Hence, the NHL's lack of anxiety on the prospect of Medvedev's dream league.
"It's not something I know a whole lot about but to the extent it's something they want to undertake, we wish them luck," said Daly. "Regardless of whether it happens or doesn't happen, I don't believe it will impact what we're doing in Europe and our ability to take advantage of international business opportunities now or in the future."
That's where Gandler takes the NHL to task. He believes the league should already have expanded to Europe.
"I do believe the NHL is too slow with respect to getting into Europe," said Gandler. "In my opinion, there's an abundance of players in Europe. Look at all the Canadians playing in Europe. This is a small world."
For now, the NHL is dipping its toe overseas. It opened this season with its first-ever regular-season games in Europe, Anaheim and Los Angles playing a pair in London, England.
Four NHL teams are expected to open next season in Stockholm and Prague. But full-fledged expansion to Europe?
"Look, it's not going to happen in the next couple of years," said Daly. "But we're going to continue to increase our international activities and try to fortify the connectivity between the NHL fans and the NHL and make it more real to them and more relevant to them.
"Ultimately that can lead to greater and greater initiatives with the NHL in Europe."
One person with knowledge of Medvedev's plans for a new league, who requested anonymity, says the actual goal has nothing to do with creating a rival league to the NHL.
"This new league is more about Russian club owners getting away from firm grasp of the Russian Federation," he said. "The Federation controls everything right now and the club owners are tired of it. If somehow the new league actually rivals the NHL, that's a fringe benefit but not the goal.
"They want to make sure that the clubs have a lot more say about what's going on in the league since the clubs pay all the money. They want to make sure that the sponsors have a say. They want to make sure that everything is logical, that the hockey people are running the business, not somebody else."

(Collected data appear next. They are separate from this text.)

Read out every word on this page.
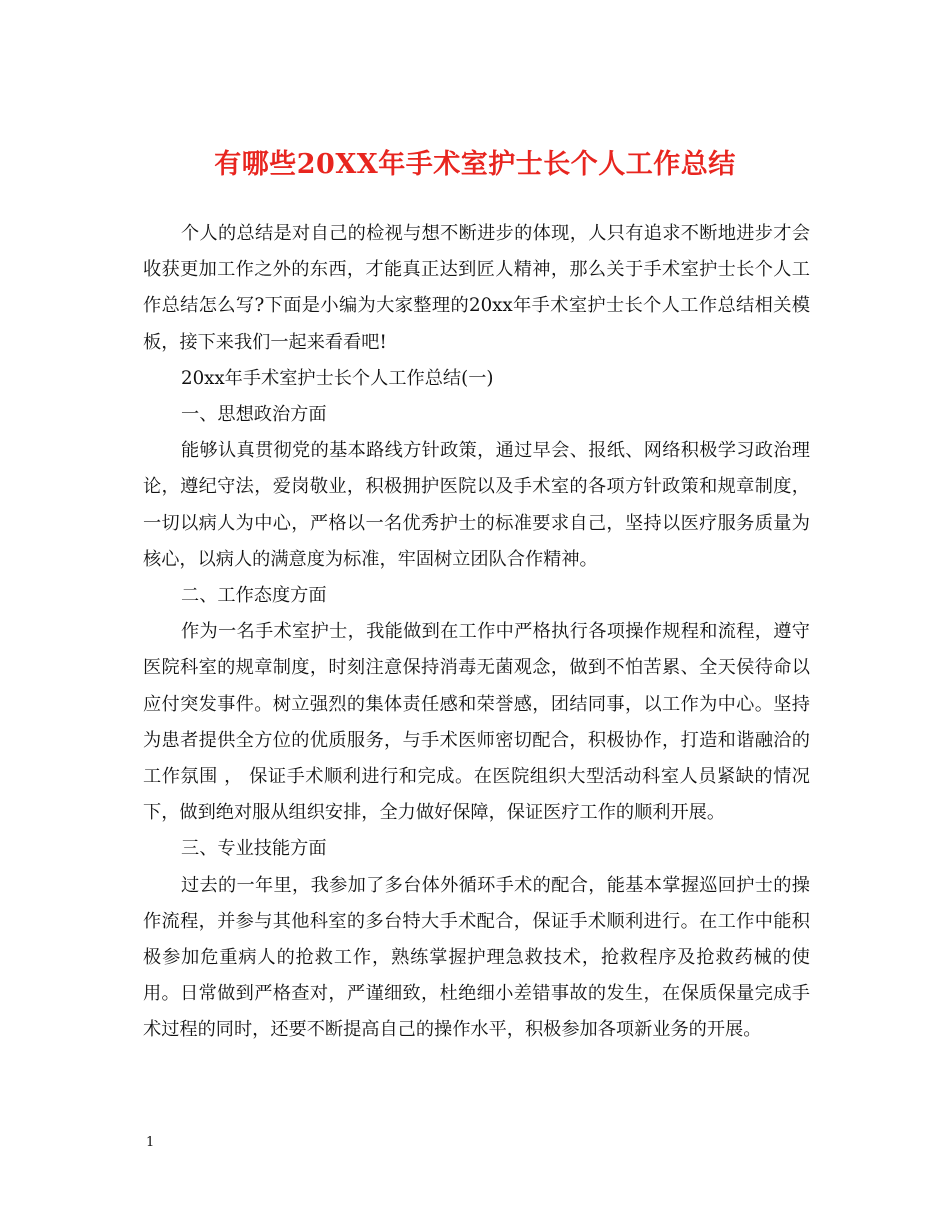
有哪些20XX年手术室护士长个人工作总结

个人的总结是对自己的检视与想不断进步的体现，人只有追求不断地进步才会收获更加工作之外的东西，才能真正达到匠人精神，那么关于手术室护士长个人工作总结怎么写?下面是小编为大家整理的20xx年手术室护士长个人工作总结相关模板，接下来我们一起来看看吧!

20xx年手术室护士长个人工作总结(一)

一、思想政治方面

能够认真贯彻党的基本路线方针政策，通过早会、报纸、网络积极学习政治理论，遵纪守法，爱岗敬业，积极拥护医院以及手术室的各项方针政策和规章制度，一切以病人为中心，严格以一名优秀护士的标准要求自己，坚持以医疗服务质量为核心，以病人的满意度为标准，牢固树立团队合作精神。

二、工作态度方面

作为一名手术室护士，我能做到在工作中严格执行各项操作规程和流程，遵守医院科室的规章制度，时刻注意保持消毒无菌观念，做到不怕苦累、全天侯待命以应付突发事件。树立强烈的集体责任感和荣誉感，团结同事，以工作为中心。坚持为患者提供全方位的优质服务，与手术医师密切配合，积极协作，打造和谐融洽的工作氛围 ， 保证手术顺利进行和完成。在医院组织大型活动科室人员紧缺的情况下，做到绝对服从组织安排，全力做好保障，保证医疗工作的顺利开展。

三、专业技能方面

过去的一年里，我参加了多台体外循环手术的配合，能基本掌握巡回护士的操作流程，并参与其他科室的多台特大手术配合，保证手术顺利进行。在工作中能积极参加危重病人的抢救工作，熟练掌握护理急救技术，抢救程序及抢救药械的使用。日常做到严格查对，严谨细致，杜绝细小差错事故的发生，在保质保量完成手术过程的同时，还要不断提高自己的操作水平，积极参加各项新业务的开展。

1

Whether the NHL is the target or not of the proposed league, the fact remains that Russian hockey and the NHL have a fractured relationship that needs heeling for the good of the sport.
"The bottom line is, the lack of a transfer agreement with Russia has been an inconvenience to our clubs and certainly I don't feel has been in the best interest of the development of hockey overseas," said Daly. "But the best Russian players continue to come to the National Hockey League because they want to play in the best professional hockey league in the world.
"And I expect that that will continue to be the case regardless of whether we have a transfer agreement with Russia or any other European nation."